Take it from a guy who has worked on old farm equipment...
Soak the grease in diesel fuel - it softens it up - and then go nuts with the pressure washer. Remember Soaking longer is always better.
But when you get to the really tough stuff - its scraper time!
My Two Cents!
FYI, I was cleaning the 45 year old 292 short block. It, too, had hardened grease caked onto it. I realize now that the hardened grease is just like asphalt; a mixture of tar and sand. Jeepers, that stuff is hard to loosen.
I mixed a solution of Red Devel lye and laundry detergent in water. Works great on the grease, but it's rough on the hands.
I'll try the diesel fuel tomorrow, maybe mix it with lye and detergent. I'll post the results.
Your leftover auto tranny fluid makes a very good degreaser. Soak the area well and then pressure wash it clean. i have used this with very good results. Cant beat the price and much easier to wash away than you might think.

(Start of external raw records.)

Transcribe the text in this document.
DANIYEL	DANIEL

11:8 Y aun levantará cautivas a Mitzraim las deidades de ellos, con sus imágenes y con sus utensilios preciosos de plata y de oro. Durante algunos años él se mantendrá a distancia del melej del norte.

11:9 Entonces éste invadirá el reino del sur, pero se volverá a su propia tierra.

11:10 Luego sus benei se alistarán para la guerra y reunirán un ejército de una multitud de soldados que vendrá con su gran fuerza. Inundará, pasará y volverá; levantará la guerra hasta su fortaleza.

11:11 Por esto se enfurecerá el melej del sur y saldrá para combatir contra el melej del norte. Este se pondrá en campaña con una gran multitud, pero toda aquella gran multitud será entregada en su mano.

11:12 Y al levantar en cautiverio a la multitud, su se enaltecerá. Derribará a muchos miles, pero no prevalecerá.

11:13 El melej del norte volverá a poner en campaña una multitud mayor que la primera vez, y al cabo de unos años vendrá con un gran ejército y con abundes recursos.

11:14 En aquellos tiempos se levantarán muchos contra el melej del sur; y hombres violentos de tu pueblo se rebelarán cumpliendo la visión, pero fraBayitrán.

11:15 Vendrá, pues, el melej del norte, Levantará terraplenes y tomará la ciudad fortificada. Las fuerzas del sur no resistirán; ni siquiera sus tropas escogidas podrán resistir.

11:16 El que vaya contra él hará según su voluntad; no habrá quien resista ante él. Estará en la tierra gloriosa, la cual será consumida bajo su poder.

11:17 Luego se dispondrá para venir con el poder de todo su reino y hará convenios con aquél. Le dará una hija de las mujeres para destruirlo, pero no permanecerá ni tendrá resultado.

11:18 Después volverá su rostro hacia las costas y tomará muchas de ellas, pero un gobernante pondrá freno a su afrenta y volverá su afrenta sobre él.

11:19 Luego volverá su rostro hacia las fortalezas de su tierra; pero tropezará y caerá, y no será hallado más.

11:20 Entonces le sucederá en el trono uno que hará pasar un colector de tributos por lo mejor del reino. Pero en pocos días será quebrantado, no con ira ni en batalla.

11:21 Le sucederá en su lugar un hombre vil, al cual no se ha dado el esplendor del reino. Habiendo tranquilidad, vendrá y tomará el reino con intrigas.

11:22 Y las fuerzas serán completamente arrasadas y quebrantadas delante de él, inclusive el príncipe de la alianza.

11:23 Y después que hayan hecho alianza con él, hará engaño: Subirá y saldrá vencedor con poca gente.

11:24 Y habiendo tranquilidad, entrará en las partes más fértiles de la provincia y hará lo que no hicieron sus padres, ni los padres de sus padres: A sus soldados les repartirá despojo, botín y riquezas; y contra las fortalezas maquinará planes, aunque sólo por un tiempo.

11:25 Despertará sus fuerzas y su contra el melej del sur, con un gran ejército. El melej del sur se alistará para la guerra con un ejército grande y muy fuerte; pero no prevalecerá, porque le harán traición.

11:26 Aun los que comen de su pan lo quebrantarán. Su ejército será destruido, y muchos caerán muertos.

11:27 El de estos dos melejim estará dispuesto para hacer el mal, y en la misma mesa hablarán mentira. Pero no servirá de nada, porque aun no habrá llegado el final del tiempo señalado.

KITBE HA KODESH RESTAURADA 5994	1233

[updated:LAST EDITED ON 14-Aug-02 AT 11:16 PM (EST)]Knock off the big stuff and try oven cleaner. For final clean up before paint use lacquer thinner and astiff parts brush,followed by soap and water.JK34
[updated:LAST EDITED ON 18-Aug-02 AT 11:40 PM (EST)]Aw, heck Paul - I just go after it with a grit blaster. MORE POWER - Uuuhhh Uuuhhh Uuuhhh.
It takes longer to remove the crud than to remove rust since the crud absorbs a lot of the impact energy of the grit but it's a lot easier on my old elbows and hands than scraping it off. On the other hand, it's a lot harder on the paint and anything else you may not want to remove!
So take that baby out back on a BIG plastic sheet, jack 'er up on BIG stands, and have at it with a BIG grit blaster! Nothing like a little wanton destruction with MORE POWER to do your soul some good.
Oh yeah, put your beer back in the shop before you start unless you like crunchy stuff at the bottom of the can.
"Some call me ... Tim." ... Monty Python Group
Truck restoration - does the fun ever start?
See my 1956 F-250 in progress at Earl's World
I found a trick to use with sludge caked on the inside of valve covers by accident. I would lightly wash the inside of the valve covers with a paintbrush and gas, wait five minutes and do it again. Drain all the liquid off, and lay the valve cover out in the hot sun for about four hours. After that, I would lightly tap the cover with a hammer. All the sludge, even the stuff behind the baffels, would fall off and you would be left with bare metal. No scraping or other work. The gas dries out the varnish and it shrinks and cracks in the sun. Any disurbance then makes it fall off. Probably works with just smoothe surfaces.
You can lead a person to information, but you can't make them think.